Donner aux accompagnants les clés pour aider les personnes en situation de handicap sur le numérique

Sensibiliser et outiller les accompagnants est une étape primordiale. Les médiateurs et conseillers numériques connaissent en effet rarement le secteur du handicap et ont parfois rarement côtoyé des personnes en situation de handicap. Ils peuvent donc avoir des préjugés et/ou ne pas savoir quelle posture adopter. Les professionnels du handicap doivent eux aussi être accompagnés. La plupart des ESSMS ne bénéficient en effet pas de la présence d’un médiateur ou d’un conseiller numérique. La prise en charge de ce volet d’apprentissage incombe ainsi souvent aux professionnels du handicap qui doivent alors intégrer ce sujet dans l’ESSMS et dans les parcours des personnes.

Les auteurs du rapport soulignent par ailleurs qu’une des premières étapes d’un accompagnement numérique réside dans l’analyse de la situation de la personne accompagnée. Dans le cas d’une personne présentant une DI, des TSA et/ou des TC, cette analyse est d’autant plus importante qu’elle doit mettre en lumière non seulement les besoins et envies numériques de la personne, mais aussi ses freins, qu’ils soient liés à ses habitudes, son environnement, son handicap, voire des mesures de protection juridiques.

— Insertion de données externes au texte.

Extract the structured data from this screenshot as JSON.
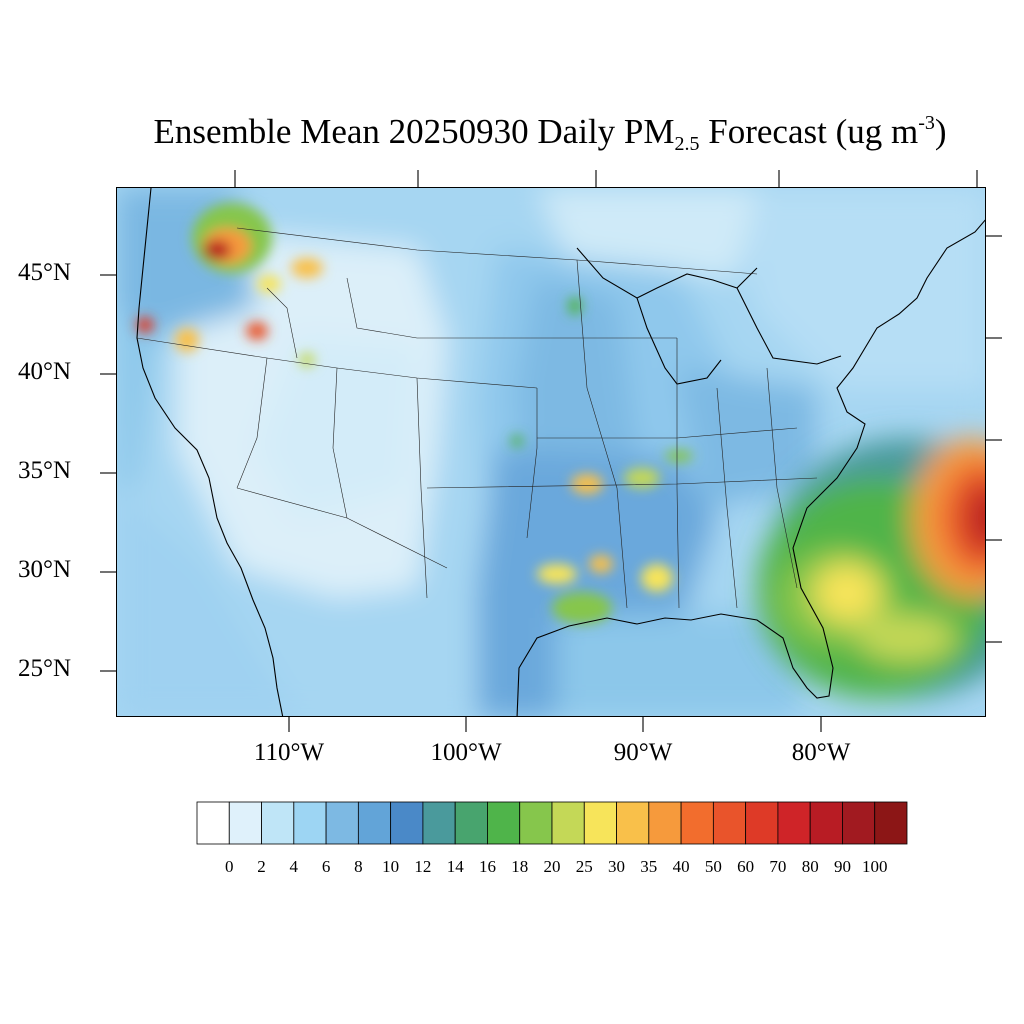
{
  "title": {
    "prefix": "Ensemble Mean 20250930 Daily PM",
    "subscript": "2.5",
    "middle": " Forecast (ug m",
    "superscript": "-3",
    "suffix": ")"
  },
  "latitude_labels": [
    "45°N",
    "40°N",
    "35°N",
    "30°N",
    "25°N"
  ],
  "longitude_labels": [
    "110°W",
    "100°W",
    "90°W",
    "80°W"
  ],
  "legend": {
    "levels": [
      "0",
      "2",
      "4",
      "6",
      "8",
      "10",
      "12",
      "14",
      "16",
      "18",
      "20",
      "25",
      "30",
      "35",
      "40",
      "50",
      "60",
      "70",
      "80",
      "90",
      "100"
    ],
    "colors": [
      "#ffffff",
      "#dff1fb",
      "#bfe5f7",
      "#9dd5f3",
      "#7db9e3",
      "#62a4d8",
      "#4a89c8",
      "#4a9a9c",
      "#48a46e",
      "#4fb44a",
      "#86c64c",
      "#c4d857",
      "#f7e45a",
      "#f9c04a",
      "#f69a3c",
      "#f26d2d",
      "#e9542b",
      "#de3a27",
      "#cf2428",
      "#b81c24",
      "#a11a20",
      "#8c1616"
    ]
  }
}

L’analyse de la situation s’oriente autour de 5 axes principaux :

  • Le niveau d’équipement et de connexion de la personne
  • Les compétences et usages numériques de la personne
  • Les capacités de la personne et les difficultés rencontrées sur le numérique
  • L’environnement de la personne et les éventuelles contraintes qui y sont liées
  • Le souhait de la personne

« Loin d’être envisagée comme un interrogatoire, la réponse à ces questions doit intervenir par l’observation et la discussion avec la personne. Si le médiateur ou conseiller numérique le juge nécessaire, il peut être intéressant d’avoir une analyse partagée et pluridisciplinaire entre les différentes parties prenantes », analysent les auteurs du rapport.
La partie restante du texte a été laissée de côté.